Monday, May 25, 2015

The Sound and The Fury

… And The Salmon (because she does it by tempting my tastebuds at every turn).

It took some time.  It took about a week- maybe a little more- of absorbing, of realizing, of making amends.

When I moved to New England for the first time- when I was, what? 21?- I realized that I was a mountain girl.  There was nothing so soothing to my soul as the sight of land in motion- mountains raising out of the earth, caressing the sky, stopping time.  The mountains feel like a gift to me.  They feel like a part of my soul given back to me after a long absence.  They feel like completion.

And I am now again in a place of mountains- of mountains and earth and sky and time.

But I am also, now, in a place of water.

And the water, the sea, the violent commotion of rain, hail and fog has made herself known to me.  She has recalled herself to me.

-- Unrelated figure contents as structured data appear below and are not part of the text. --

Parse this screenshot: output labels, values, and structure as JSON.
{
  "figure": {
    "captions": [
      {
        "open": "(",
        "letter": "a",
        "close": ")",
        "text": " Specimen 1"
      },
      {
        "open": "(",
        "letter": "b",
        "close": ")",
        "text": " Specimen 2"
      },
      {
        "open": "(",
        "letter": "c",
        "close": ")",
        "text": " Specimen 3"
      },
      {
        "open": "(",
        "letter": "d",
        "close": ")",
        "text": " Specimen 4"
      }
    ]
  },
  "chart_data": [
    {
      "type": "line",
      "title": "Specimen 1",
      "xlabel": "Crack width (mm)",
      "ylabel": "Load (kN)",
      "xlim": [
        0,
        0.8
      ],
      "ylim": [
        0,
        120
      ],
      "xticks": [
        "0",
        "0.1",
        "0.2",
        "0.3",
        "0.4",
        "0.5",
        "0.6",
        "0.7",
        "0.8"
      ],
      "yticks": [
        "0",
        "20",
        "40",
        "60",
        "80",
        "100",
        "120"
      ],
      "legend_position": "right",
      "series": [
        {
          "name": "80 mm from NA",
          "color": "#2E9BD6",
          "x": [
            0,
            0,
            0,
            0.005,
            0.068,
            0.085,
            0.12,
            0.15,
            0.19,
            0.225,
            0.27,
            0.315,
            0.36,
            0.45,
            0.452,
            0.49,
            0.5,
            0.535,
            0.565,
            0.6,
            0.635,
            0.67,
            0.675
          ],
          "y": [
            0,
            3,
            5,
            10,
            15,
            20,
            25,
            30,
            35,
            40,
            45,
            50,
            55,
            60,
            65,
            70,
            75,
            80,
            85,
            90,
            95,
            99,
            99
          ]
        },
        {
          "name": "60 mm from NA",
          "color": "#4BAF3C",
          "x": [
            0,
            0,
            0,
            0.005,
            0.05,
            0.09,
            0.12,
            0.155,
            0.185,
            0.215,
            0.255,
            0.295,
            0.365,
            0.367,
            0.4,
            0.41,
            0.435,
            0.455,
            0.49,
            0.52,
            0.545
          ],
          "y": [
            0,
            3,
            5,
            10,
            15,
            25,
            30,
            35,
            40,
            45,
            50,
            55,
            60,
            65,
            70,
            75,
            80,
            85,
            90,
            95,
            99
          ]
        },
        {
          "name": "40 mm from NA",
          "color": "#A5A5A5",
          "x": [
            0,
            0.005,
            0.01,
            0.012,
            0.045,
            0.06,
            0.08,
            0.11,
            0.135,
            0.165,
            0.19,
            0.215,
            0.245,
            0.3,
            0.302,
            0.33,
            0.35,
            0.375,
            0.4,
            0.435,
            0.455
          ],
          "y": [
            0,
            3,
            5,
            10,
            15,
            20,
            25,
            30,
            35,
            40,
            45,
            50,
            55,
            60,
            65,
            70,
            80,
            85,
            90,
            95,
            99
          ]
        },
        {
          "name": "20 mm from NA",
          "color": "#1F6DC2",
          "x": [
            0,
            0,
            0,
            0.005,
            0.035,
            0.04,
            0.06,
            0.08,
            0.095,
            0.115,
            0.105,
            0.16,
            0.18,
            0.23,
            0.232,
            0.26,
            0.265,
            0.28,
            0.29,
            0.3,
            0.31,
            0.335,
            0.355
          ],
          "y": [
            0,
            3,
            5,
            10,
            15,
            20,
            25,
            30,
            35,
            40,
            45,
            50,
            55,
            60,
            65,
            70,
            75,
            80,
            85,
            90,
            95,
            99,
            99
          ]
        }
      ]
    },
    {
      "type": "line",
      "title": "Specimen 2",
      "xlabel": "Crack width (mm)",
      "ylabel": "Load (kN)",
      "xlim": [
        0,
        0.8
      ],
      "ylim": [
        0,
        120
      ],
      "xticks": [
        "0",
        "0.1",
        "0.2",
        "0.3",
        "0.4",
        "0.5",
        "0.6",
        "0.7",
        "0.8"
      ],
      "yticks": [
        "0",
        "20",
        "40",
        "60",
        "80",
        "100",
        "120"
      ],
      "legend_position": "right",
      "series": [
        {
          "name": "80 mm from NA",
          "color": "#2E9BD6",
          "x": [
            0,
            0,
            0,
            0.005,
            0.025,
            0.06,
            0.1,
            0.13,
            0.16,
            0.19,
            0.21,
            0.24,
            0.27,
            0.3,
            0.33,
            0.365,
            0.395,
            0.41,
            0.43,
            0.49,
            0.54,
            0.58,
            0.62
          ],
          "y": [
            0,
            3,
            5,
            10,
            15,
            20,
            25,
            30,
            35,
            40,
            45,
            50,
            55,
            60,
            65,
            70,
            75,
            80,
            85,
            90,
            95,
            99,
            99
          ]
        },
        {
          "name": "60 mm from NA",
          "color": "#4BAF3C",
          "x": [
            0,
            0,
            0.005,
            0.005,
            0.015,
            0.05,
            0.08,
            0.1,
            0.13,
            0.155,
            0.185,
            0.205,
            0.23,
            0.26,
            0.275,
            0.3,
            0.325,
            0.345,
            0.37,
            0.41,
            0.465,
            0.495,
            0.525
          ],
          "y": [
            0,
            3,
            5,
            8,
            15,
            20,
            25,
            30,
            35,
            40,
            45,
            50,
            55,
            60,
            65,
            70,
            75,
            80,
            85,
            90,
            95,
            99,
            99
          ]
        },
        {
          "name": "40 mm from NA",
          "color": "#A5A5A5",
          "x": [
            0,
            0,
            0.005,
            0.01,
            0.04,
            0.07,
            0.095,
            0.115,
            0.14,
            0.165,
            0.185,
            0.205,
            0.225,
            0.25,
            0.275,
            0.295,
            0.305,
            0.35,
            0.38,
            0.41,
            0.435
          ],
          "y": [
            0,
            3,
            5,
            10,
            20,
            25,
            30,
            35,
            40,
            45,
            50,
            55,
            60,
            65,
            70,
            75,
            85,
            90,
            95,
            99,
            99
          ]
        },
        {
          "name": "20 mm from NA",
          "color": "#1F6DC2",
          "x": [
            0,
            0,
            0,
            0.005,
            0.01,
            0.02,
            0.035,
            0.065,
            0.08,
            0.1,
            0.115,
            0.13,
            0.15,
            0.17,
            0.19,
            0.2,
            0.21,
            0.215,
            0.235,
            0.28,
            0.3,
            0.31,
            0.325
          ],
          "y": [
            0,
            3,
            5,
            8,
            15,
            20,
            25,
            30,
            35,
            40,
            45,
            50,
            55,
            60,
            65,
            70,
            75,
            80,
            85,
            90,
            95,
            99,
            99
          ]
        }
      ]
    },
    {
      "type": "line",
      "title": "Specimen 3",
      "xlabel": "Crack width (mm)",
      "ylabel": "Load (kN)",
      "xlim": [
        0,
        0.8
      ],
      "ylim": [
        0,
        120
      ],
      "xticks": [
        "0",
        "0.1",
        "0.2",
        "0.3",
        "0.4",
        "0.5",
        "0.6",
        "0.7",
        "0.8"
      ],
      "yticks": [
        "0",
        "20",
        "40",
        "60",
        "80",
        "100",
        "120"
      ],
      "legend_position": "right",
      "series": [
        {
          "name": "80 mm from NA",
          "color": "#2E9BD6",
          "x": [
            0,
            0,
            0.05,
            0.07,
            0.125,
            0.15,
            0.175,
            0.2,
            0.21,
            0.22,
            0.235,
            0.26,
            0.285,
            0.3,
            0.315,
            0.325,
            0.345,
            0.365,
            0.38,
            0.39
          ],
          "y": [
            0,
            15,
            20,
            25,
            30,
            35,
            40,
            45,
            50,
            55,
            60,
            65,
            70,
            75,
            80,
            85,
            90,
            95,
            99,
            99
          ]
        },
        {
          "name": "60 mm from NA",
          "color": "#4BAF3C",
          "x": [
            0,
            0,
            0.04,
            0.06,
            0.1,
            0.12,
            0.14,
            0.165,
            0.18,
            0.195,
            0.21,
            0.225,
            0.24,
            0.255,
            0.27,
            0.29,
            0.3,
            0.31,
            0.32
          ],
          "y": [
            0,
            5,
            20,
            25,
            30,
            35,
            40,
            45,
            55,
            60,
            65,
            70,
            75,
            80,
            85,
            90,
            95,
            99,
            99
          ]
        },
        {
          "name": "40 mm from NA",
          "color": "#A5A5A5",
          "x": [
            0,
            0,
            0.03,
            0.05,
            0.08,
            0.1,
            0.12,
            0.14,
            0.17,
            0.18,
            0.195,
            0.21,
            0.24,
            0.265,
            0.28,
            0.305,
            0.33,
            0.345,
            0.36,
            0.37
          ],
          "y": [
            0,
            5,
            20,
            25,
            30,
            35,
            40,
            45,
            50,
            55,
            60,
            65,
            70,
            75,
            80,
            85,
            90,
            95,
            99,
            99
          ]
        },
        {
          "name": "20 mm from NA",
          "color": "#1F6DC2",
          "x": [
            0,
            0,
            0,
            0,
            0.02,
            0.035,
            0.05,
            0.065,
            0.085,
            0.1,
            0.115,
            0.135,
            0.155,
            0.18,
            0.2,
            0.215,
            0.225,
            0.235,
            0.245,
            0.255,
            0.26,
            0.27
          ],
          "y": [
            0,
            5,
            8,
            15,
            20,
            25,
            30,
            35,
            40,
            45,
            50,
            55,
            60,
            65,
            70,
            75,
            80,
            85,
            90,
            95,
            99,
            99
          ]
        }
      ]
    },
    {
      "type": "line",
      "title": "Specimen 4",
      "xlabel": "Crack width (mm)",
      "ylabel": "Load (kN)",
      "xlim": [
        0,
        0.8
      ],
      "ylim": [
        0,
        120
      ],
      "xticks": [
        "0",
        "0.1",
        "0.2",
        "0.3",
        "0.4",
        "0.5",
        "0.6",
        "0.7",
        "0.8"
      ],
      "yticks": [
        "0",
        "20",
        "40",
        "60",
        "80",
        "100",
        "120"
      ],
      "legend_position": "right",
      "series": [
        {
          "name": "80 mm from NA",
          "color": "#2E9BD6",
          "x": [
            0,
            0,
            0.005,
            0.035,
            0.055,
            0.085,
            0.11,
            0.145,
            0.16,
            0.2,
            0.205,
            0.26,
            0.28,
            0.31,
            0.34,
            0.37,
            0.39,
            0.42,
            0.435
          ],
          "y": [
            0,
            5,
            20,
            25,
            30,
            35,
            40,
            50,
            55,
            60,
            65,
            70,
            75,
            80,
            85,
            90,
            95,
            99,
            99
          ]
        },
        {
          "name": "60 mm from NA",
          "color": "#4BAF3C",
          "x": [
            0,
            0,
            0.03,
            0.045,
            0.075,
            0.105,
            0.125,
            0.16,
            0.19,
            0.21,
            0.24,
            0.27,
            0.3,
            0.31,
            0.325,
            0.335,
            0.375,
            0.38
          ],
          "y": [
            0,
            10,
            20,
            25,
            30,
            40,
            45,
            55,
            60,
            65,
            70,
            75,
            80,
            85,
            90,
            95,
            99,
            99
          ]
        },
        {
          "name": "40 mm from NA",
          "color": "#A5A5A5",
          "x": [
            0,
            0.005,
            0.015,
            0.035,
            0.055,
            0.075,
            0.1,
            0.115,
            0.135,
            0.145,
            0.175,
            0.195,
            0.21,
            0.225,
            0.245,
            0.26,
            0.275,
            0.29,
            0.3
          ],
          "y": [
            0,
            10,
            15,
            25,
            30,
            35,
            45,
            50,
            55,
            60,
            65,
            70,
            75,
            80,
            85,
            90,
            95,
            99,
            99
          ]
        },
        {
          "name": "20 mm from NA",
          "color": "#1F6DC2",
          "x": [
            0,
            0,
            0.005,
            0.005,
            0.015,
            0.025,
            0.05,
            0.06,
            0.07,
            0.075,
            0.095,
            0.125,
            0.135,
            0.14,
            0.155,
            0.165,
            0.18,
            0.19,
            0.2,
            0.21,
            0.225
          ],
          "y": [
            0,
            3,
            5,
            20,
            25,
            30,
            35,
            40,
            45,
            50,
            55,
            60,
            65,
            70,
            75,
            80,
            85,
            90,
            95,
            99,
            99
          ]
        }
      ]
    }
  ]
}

For a long time I was an ocean girl, like my mother and her father before her.  I loved the liquid expanse that faded eventually into the horizon- literally.  The sea becomes the sky becomes the same thing.  I grew up taking trips to the beach, swimming, sunning, building sandcastles and baking 'sand'wiches.

The mountains have my heart but the sea has my history.

And here, here the sea is constantly reminding me of that.  She does it in ferocious ways, in the rollicking wakes of boats, in the rolling waves that hit against the side of our building.  She does it in her raining, her hailing, her furious noise-making which rattles our windows and pounds against the skylights.  She does it by her fury.

She does it in gentility, too.  She does it in the purple-pink-lavender of the sunset that I am right now watching.  She does it in the shadows that play on our dining-room wall- the one that faces the open balcony doors- the light and shadows reflected in soft ripples against the harbor water.  She does it by her sound.

The sea is reminding me of herself.

And so far, I am okay with her.

It's a tenuous moment we are having, a tenuous reintroduction.  But she is so much in this place that I cannot ignore her any more than I can ignore the scent of salt water and cool air.